Australia's central bank chopped 25 basis points off the benchmark interest rate in August, the third time the bank has eased monetary policy in 2025.
RBA governor Michele Bullock made it clear the board is in wait-and-see mode, holding out for more economic data before pulling the trigger on further rate cuts, and reaffirming its target inflation range of 2% to 3%.
The June quarterly consumer price index (CPI) confirmed that inflation continues to trend downward. Both headline CPI and trimmed mean inflation declined over the quarter, with annual CPI easing to 2.1%, down from 2.4% in the previous period, while trimmed mean inflation dipped to 2.7%, compared with 2.9% in the prior quarter. Unemployment also held steady at a low 4.2% in August.
But Bullock also suggested that stronger-than-expected consumer spending could add to inflationary pressures and delay further interest rate cuts.
Consumer spending in Australia rose two points during the last week of August, according to the latest ANZ-Roy Morgan Survey, only to fall for two straight weeks in September.
Meanwhile, as many mortgage holders and investors wait anxiously for additional rate relief amid Australia’s rising cost of living, the Big Four banks expect the RBA to hold rates steady at its upcoming meeting later this month, with a possible move in November at the earliest.

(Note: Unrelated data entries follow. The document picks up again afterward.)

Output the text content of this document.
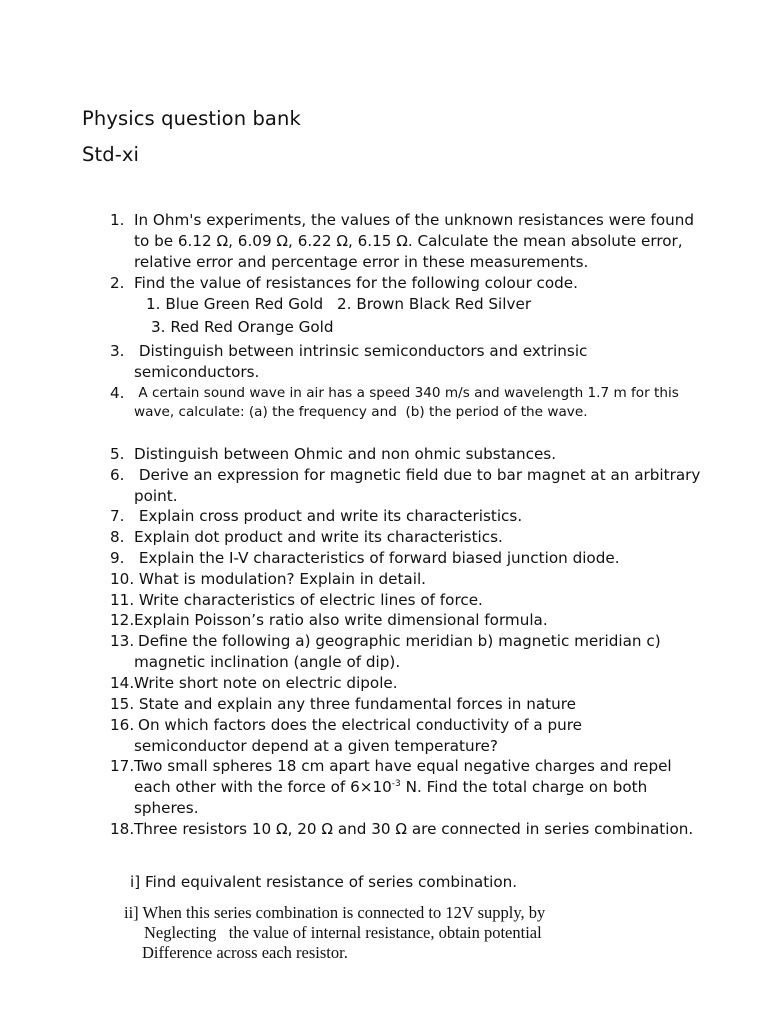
Physics question bank
Std-xi
1. In Ohm's experiments, the values of the unknown resistances were found
to be 6.12 Ω, 6.09 Ω, 6.22 Ω, 6.15 Ω. Calculate the mean absolute error,
relative error and percentage error in these measurements.
2. Find the value of resistances for the following colour code.
1. Blue Green Red Gold 2. Brown Black Red Silver
3. Red Red Orange Gold
3. Distinguish between intrinsic semiconductors and extrinsic
semiconductors.
4. A certain sound wave in air has a speed 340 m/s and wavelength 1.7 m for this
wave, calculate: (a) the frequency and  (b) the period of the wave.
5. Distinguish between Ohmic and non ohmic substances.
6. Derive an expression for magnetic field due to bar magnet at an arbitrary
point.
7. Explain cross product and write its characteristics.
8. Explain dot product and write its characteristics.
9. Explain the I-V characteristics of forward biased junction diode.
10. What is modulation? Explain in detail.
11. Write characteristics of electric lines of force.
12. Explain Poisson’s ratio also write dimensional formula.
13. Define the following a) geographic meridian b) magnetic meridian c)
magnetic inclination (angle of dip).
14. Write short note on electric dipole.
15. State and explain any three fundamental forces in nature
16. On which factors does the electrical conductivity of a pure
semiconductor depend at a given temperature?
17. Two small spheres 18 cm apart have equal negative charges and repel
each other with the force of $6\times 10^{-3}$ N. Find the total charge on both
spheres.
18. Three resistors 10 Ω, 20 Ω and 30 Ω are connected in series combination.
i] Find equivalent resistance of series combination.
ii] When this series combination is connected to 12V supply, by
Neglecting   the value of internal resistance, obtain potential
Difference across each resistor.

Views among the banks are divided on whether that will be the final cut or the start of more to come in 2026.
NAB is forecasting rate cuts this November and again February 2026, while Commonwealth Bank (CBA) expects the easing cycle to wrap up this year.
"If I had to think about a scenario where I could be wrong on that forecast, I suspect it's probably because the Reserve Bank might not do two [rate cuts]; they might just finish with one more," Auld said. "I think that's a more likely outcome than worrying about a scenario where the Reserve Bank might have to do more than two rate cuts."
The RBA's next meeting is scheduled for 29-30 September.